Wednesday 3 October 2007

It just isn't fair

In aviation, it is considered that the best way of aligning a pilot’s interests with those of his passengers is to have him sitting right at the front of the plane without a parachute, ensuring that he will be the first to perish if he flies carelessly into a mountain.

I don’t think even the pilots’ union has ever suggested that it would be better to equip him with an ejector seat that would shower him with banknotes as he floated serenely to earth, admiring the vivid colours as his craft exploded.

Yet those are precisely the rules that apply in business, where a failed chief executive can usually anticipate a well-cushioned retirement as his shareholders’ savings and employees’ job prospects crash in flames.

I know several rich and apparently respected individuals whose only claim to fame is that they have brought a public company to its knees. Sometimes, amazingly, they have been given the chance to prove their ineptitude more than once.

Of course, their independent non-executive directors ticked all the right corporate governance boxes as they authorised the compensation package they needed to attract and retain the very best person for the job.

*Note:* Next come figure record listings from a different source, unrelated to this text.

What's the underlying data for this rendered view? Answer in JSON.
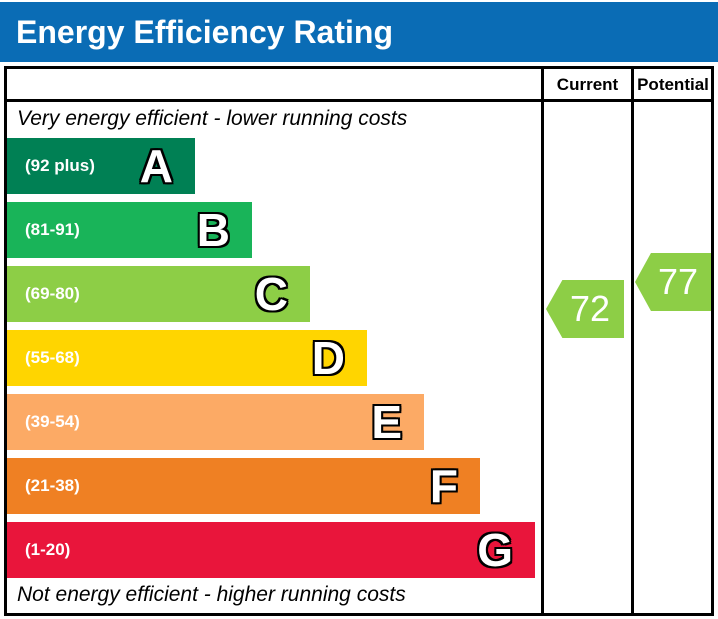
{
  "title": "Energy Efficiency Rating",
  "colors": {
    "header_bg": "#0a6cb5",
    "border": "#000000",
    "band_a": "#008054",
    "band_b": "#19b459",
    "band_c": "#8dce46",
    "band_d": "#ffd500",
    "band_e": "#fcaa65",
    "band_f": "#ef8023",
    "band_g": "#e9153b",
    "arrow_green": "#8dce46"
  },
  "table": {
    "columns": {
      "current_label": "Current",
      "potential_label": "Potential"
    },
    "top_note": "Very energy efficient - lower running costs",
    "bottom_note": "Not energy efficient - higher running costs",
    "bands": [
      {
        "letter": "A",
        "range_label": "(92 plus)",
        "color": "#008054"
      },
      {
        "letter": "B",
        "range_label": "(81-91)",
        "color": "#19b459"
      },
      {
        "letter": "C",
        "range_label": "(69-80)",
        "color": "#8dce46"
      },
      {
        "letter": "D",
        "range_label": "(55-68)",
        "color": "#ffd500"
      },
      {
        "letter": "E",
        "range_label": "(39-54)",
        "color": "#fcaa65"
      },
      {
        "letter": "F",
        "range_label": "(21-38)",
        "color": "#ef8023"
      },
      {
        "letter": "G",
        "range_label": "(1-20)",
        "color": "#e9153b"
      }
    ],
    "current": {
      "value": "72",
      "color": "#8dce46"
    },
    "potential": {
      "value": "77",
      "color": "#8dce46"
    }
  },
  "chart_data": {
    "type": "bar",
    "orientation": "horizontal",
    "title": "Energy Efficiency Rating",
    "categories": [
      "A",
      "B",
      "C",
      "D",
      "E",
      "F",
      "G"
    ],
    "band_labels": [
      "(92 plus)",
      "(81-91)",
      "(69-80)",
      "(55-68)",
      "(39-54)",
      "(21-38)",
      "(1-20)"
    ],
    "band_ranges": [
      [
        92,
        100
      ],
      [
        81,
        91
      ],
      [
        69,
        80
      ],
      [
        55,
        68
      ],
      [
        39,
        54
      ],
      [
        21,
        38
      ],
      [
        1,
        20
      ]
    ],
    "band_colors": [
      "#008054",
      "#19b459",
      "#8dce46",
      "#ffd500",
      "#fcaa65",
      "#ef8023",
      "#e9153b"
    ],
    "series": [
      {
        "name": "Current",
        "value": 72,
        "band": "C"
      },
      {
        "name": "Potential",
        "value": 77,
        "band": "C"
      }
    ],
    "annotations": [
      "Very energy efficient - lower running costs",
      "Not energy efficient - higher running costs"
    ],
    "column_headers": [
      "Current",
      "Potential"
    ],
    "value_scale": [
      1,
      100
    ]
  }
}
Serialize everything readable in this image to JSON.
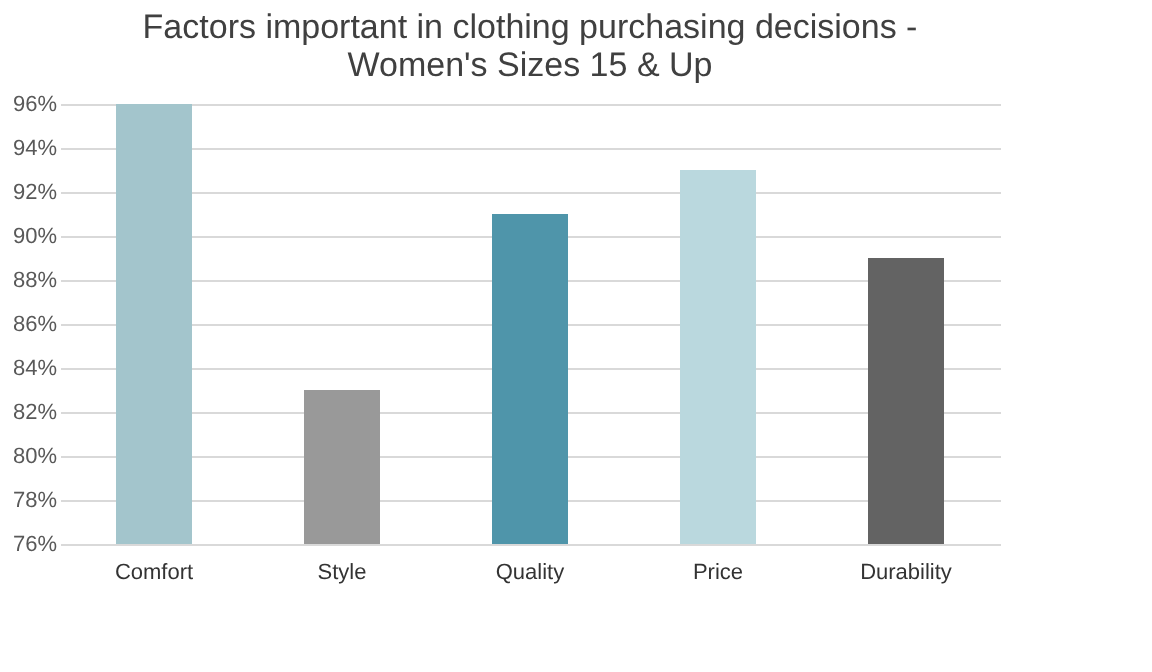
{
  "chart_data": {
    "type": "bar",
    "title": "Factors important in clothing purchasing decisions - Women's Sizes 15 & Up",
    "categories": [
      "Comfort",
      "Style",
      "Quality",
      "Price",
      "Durability"
    ],
    "values": [
      96,
      83,
      91,
      93,
      89
    ],
    "colors": [
      "#a3c5cc",
      "#999999",
      "#4f95aa",
      "#bad8de",
      "#636363"
    ],
    "ylim": [
      76,
      96
    ],
    "yticks": [
      {
        "value": 76,
        "label": "76%"
      },
      {
        "value": 78,
        "label": "78%"
      },
      {
        "value": 80,
        "label": "80%"
      },
      {
        "value": 82,
        "label": "82%"
      },
      {
        "value": 84,
        "label": "84%"
      },
      {
        "value": 86,
        "label": "86%"
      },
      {
        "value": 88,
        "label": "88%"
      },
      {
        "value": 90,
        "label": "90%"
      },
      {
        "value": 92,
        "label": "92%"
      },
      {
        "value": 94,
        "label": "94%"
      },
      {
        "value": 96,
        "label": "96%"
      }
    ],
    "grid": "y"
  }
}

But then they would, wouldn’t they? Given that they almost certainly hold an equivalent executive position elsewhere. Unless they are one of those people whose own career ascent stalled some way short of the summit, prompting them to “go plural” instead.

Theoretically, boards take collective responsibility for failure. Though when it looked like the non-executive directors of Equitable Life might be sued into bankruptcy a few years ago, their squeals of protest were probably picked up by alien spacecraft on the outer fringes of the galaxy.

It amazes me to find myself well to the left of that old socialist Gordon Brown on the issue of executive pay.

In my book, entrepreneurs who have original ideas and risk their own money deserve every penny they get. Those who genuinely transform the performance of an established plc (rather than manipulating financial smoke and mirrors) should also be properly rewarded for the wealth and opportunities they create. But why shouldn’t the price of abject failure be personal ruin and shame?

You don’t need to be a schoolboy to know that anything else just isn’t fair.

Keith Hann is a PR consultant who doesn’t court easy popularity.